- The US job market remains resilient
- Payrolls were up solidly
- The market reaction may be more about resetting the fear factor
- Weather effects were surprisingly strong to the downside…
- ...but SA factors are probably overstating job growth
- Wage growth accelerated
- Hours worked are strongly supportive of GDP growth
- Trump’s absurd interpretation and policy prescription
- US nonfarm payrolls, m/m 000s / UR %, May:
- Actual: 139 / 4.2
- Scotia: 180 / 4.2
- Consensus: 126 / 4.2
- Prior: 147 / 4.2 (revised from 177 / 4.2)
This was a goldilocks jobs report. It avoided the fear factor of a worse reading which probably explains why positioning swings are driving yields higher and a flatter Treasury curve while equities gain along with the dollar. July cut pricing has all but been wiped out and September went from a full 25bps cut priced to 18bps. The broad takeaway is one of resilience for now, but with forward-looking risks aplenty.
Nonfarm payrolls were up by 139k which drove down the middle zone between consensus and my estimate. I’ll take it.
By sector, services carried the day as expected with a rise of 149k as goods sector employment was flat (-5k). Breadth was ok, not great (chart 1). Within goods, construction (+4k) and manufacturing (-8k) were little changed. Within services, most of the hiring was concentrated in private education and health (+87k) and leisure and hospitality (+48k).

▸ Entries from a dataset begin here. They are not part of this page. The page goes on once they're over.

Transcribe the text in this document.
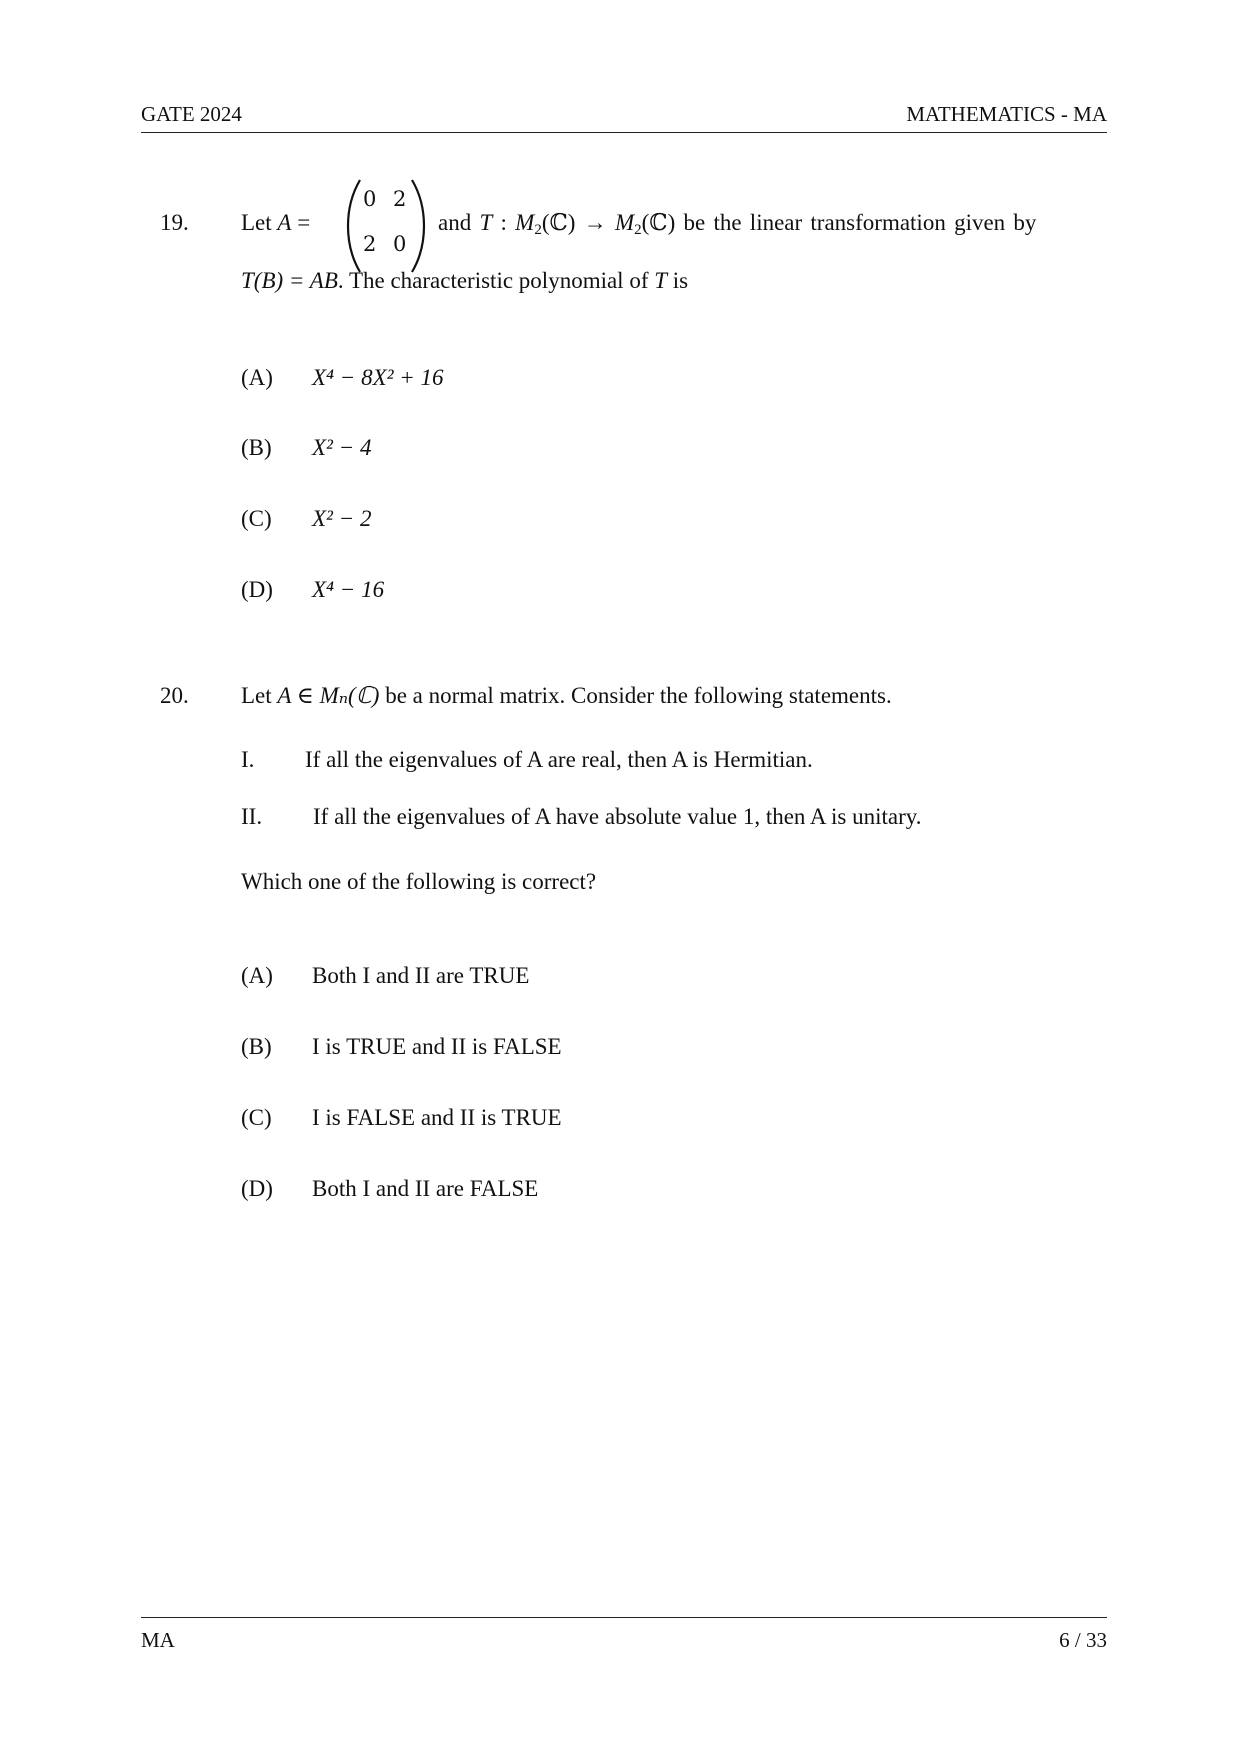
GATE 2024	MATHEMATICS - MA
19. Let A =
0 2
2 0
and T : $M_2(ℂ)$ → $M_2(ℂ)$ be the linear transformation given by
T(B) = AB. The characteristic polynomial of T is
(A) X⁴ − 8X² + 16
(B) X² − 4
(C) X² − 2
(D) X⁴ − 16
20. Let A ∈ Mₙ(ℂ) be a normal matrix. Consider the following statements.
I. If all the eigenvalues of A are real, then A is Hermitian.
II. If all the eigenvalues of A have absolute value 1, then A is unitary.
Which one of the following is correct?
(A) Both I and II are TRUE
(B) I is TRUE and II is FALSE
(C) I is FALSE and II is TRUE
(D) Both I and II are FALSE
MA	6 / 33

US payrolls were overstated in May for the same inflated-SA factor reason (chart 2). Seasonal hiring was within norms in the US (chart 3).

Chart 4 shows the range of outcomes for m/m payrolls at other SA factors below the near-records of recent years. Payrolls would have been considerably weaker.

The unemployment rate held steady at 4.2% as expected by consensus and Scotia, but I would fade that as largely meaningless. That’s because it’s derived from the companion household survey that was wonky again as it reported that the labour force fell by 625k folks which was a little less than the 696k drop in employment within the household survey. The US household survey has ginormous confidence bands and has been super volatile this year including one month when the swings were over 2 million.
There were downward revisions to US payrolls at 147k (177k prior) for April with -95k for the past two months combined.
Government hiring was flat (-1k) as 22k federal jobs were wiped out by this was offset by state/local government hiring. DOGE is kicking in (chart 5) but state and local governments are soaking them up (chart 6)!

US wage growth was up 0.4% m/m which accelerated from the soft 0.2% prior gain. Chart 7 shows that wage growth was the hottest since January in m/m annualized terms.

US aggregate hours worked were up 0.1% m/m SA in May and are tracking a rise of 2.2% q/q SAAR in Q2 which is solid for GDP defined as hours worked times labour productivity. Q2 hours worked are clocking in at the fastest rate of growth since 2022Q3 (chart 8).

The household survey’s measure of the number of folks who were unable to work due to bad weather landed at 108k. I’m surprised it was that high. The effect dampened the household survey’s employment reading as this was a very high reading compared to normal months of May in history (chart 9).

Trump pounced on the numbers, advising the Fed to cut 100bps immediately. Righto, I’m sure Powell will get right on that, lol. Trump’s self-serving policy prescription involves misreading the jobs report on balance, and ignores the other half of the Fed’s dual mandate. Inflation is likely to accelerate over the summer months because of Trump’s policies. Cutting 100bps isn’t even in Trump’s interest in my view; the long-end would blow up on inflation risk that would soar into midterm elections. He again lamented that the ECB is cutting but the Federal Reserve did not; then again, Europe didn’t foolishly impose a massive tariff shock on all imports coming into the country while expanding on a fiscal deficit to GDP ratio of around 7%!!